On December 21, 1992, petitioner filed a petition for certiorari with the Court of Appeals assailing the
aforementioned Orders of the RTC. In its Decision dated July 30, 1999, the appellate court
dismissed the petition and held that there was no grave abuse of discretion on the part of
respondent judge. It held that there is no ambiguity in the provisions of the Policy which would
necessitate the presentation of extrinsic evidence to clarify the meaning thereof. The Court of
Appeals also stated that petitioner failed to set forth in its Complaint a specific allegation that there is
an intrinsic ambiguity in the insurance policy which would warrant the presentation of further
evidence to clarify the intent of the contracting parties.

Hence, the present petition.

We find no cogent reason to disturb the findings of the Court of Appeals.

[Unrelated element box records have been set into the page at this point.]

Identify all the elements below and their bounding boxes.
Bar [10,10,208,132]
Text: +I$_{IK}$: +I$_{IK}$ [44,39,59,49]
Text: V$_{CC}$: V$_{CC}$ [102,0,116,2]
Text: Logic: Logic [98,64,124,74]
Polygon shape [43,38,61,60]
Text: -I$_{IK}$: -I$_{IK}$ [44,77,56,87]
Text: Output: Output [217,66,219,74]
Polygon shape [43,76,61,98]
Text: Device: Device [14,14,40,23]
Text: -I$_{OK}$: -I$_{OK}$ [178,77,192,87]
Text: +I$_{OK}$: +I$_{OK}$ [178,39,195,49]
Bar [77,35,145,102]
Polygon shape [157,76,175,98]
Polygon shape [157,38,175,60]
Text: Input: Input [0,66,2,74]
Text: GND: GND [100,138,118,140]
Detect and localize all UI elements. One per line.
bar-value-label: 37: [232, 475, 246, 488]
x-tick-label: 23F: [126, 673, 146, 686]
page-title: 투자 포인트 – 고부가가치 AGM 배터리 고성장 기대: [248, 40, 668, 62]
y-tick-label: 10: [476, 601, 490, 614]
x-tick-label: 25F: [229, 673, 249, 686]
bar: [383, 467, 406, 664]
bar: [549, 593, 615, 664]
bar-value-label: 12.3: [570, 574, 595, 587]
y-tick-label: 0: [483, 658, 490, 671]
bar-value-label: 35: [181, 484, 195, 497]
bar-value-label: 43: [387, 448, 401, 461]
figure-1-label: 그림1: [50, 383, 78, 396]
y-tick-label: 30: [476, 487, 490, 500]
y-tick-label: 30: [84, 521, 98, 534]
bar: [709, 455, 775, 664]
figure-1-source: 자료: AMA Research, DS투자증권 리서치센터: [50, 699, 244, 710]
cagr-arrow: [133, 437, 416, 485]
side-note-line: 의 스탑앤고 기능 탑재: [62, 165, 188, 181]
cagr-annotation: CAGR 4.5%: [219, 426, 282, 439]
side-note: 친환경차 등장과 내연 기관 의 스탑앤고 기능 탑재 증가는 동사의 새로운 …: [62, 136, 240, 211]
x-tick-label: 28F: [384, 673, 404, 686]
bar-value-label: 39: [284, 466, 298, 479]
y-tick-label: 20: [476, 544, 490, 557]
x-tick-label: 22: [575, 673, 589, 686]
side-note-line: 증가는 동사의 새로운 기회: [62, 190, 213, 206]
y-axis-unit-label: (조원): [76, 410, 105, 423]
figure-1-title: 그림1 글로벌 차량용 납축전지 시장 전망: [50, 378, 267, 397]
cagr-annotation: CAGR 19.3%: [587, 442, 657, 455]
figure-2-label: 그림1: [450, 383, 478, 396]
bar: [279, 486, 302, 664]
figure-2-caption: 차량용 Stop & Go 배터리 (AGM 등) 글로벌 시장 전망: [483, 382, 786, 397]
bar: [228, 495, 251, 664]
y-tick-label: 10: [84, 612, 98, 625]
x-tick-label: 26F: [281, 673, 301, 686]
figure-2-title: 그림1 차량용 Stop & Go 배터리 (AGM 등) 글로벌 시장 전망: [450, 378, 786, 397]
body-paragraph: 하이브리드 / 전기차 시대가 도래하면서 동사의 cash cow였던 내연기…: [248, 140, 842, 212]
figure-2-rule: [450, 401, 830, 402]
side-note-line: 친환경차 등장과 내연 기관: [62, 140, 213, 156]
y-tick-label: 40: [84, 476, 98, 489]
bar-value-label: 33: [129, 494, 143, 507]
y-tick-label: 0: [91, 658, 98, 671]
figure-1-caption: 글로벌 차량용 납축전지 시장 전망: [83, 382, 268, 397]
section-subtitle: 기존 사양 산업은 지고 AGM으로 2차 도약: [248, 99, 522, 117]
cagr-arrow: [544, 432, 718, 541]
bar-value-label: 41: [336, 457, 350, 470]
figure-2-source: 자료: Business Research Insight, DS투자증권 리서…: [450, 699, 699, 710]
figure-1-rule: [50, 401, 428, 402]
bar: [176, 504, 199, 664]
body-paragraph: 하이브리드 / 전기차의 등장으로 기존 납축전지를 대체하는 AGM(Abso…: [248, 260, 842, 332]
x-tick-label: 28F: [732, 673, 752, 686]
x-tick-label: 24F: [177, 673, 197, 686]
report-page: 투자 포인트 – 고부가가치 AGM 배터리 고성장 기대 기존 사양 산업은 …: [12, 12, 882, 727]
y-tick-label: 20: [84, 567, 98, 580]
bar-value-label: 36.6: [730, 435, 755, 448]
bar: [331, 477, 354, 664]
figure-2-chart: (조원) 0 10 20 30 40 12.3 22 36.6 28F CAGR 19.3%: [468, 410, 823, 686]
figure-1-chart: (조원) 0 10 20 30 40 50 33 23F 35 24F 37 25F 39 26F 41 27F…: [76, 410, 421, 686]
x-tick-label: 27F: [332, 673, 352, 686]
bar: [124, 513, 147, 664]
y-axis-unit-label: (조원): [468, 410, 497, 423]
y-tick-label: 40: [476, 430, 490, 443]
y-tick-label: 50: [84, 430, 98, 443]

Petitioners Complaint merely alleged that under the provisions of the Policy, it was entitled to recover
from private respondent the amount it lost during the heist. It did not allege therein that the Policys
terms were ambiguous or failed to express the true agreement between itself and private
respondent. Such being the case, petitioner has no right to insist that it be allowed to present
Tubianosas testimony to shed light on the alleged true agreement of the parties, notwithstanding its
statement in its Pre-Trial Brief that it was presenting said witness for that purpose.

Section 9, Rule 130 of the Revised Rules of Court expressly requires that for parol evidence to be
admissible to vary the terms of the written agreement, the mistake or imperfection thereof or its
failure to express the true agreement of the parties should be put in issue by the pleadings. 7 1wphi1

As correctly noted by the appellate court, petitioner failed to raise the issue of an intrinsic ambiguity,
mistake or imperfection in the terms of the Policy, or of the failure of said contract to express the true
intent and agreement of the parties thereto in its Complaint. There was therefore no error on the part
of the appellate court when it affirmed the RTCs Order disallowing the recall of Tubianosa to the
witness stand, for such disallowance is in accord with the rule that when the terms of an agreement
have been reduced to writing, it is considered as containing all the terms agreed upon and there can
be, between the parties and their successors-in-interest, no evidence of such other terms other than
the contents of the written agreement.8

The rationale behind the foregoing rule was explained in Ortanez vs. Court of Appeals, 9 where we
stated:

The parol evidence herein introduced is inadmissible. First, private respondents oral testimony on
the alleged conditions, coming from a party who has an interest in the outcome of the case,
depending exclusively on human memory, is not as reliable as written or documentary evidence.
Spoken words could be notoriously undesirable unlike a written contract which speaks of a uniform
language. Thus, under the general rule in Section 9 of Rule 130 of the Rules of Court, when the
terms of an agreement were reduced to writing, as in this case, it is deemed to contain all the terms
agreed upon and no evidence of such terms can be admitted other than the contents thereof. xxx. 10

WHEREFORE, the instant petition is hereby DENIED. The Decision of the Court of Appeals is
hereby AFFIRMED.

SO ORDERED.

Davide, Jr., C.J., (Chairman), Puno, Pardo, and Ynares-Santiago, JJ., concur.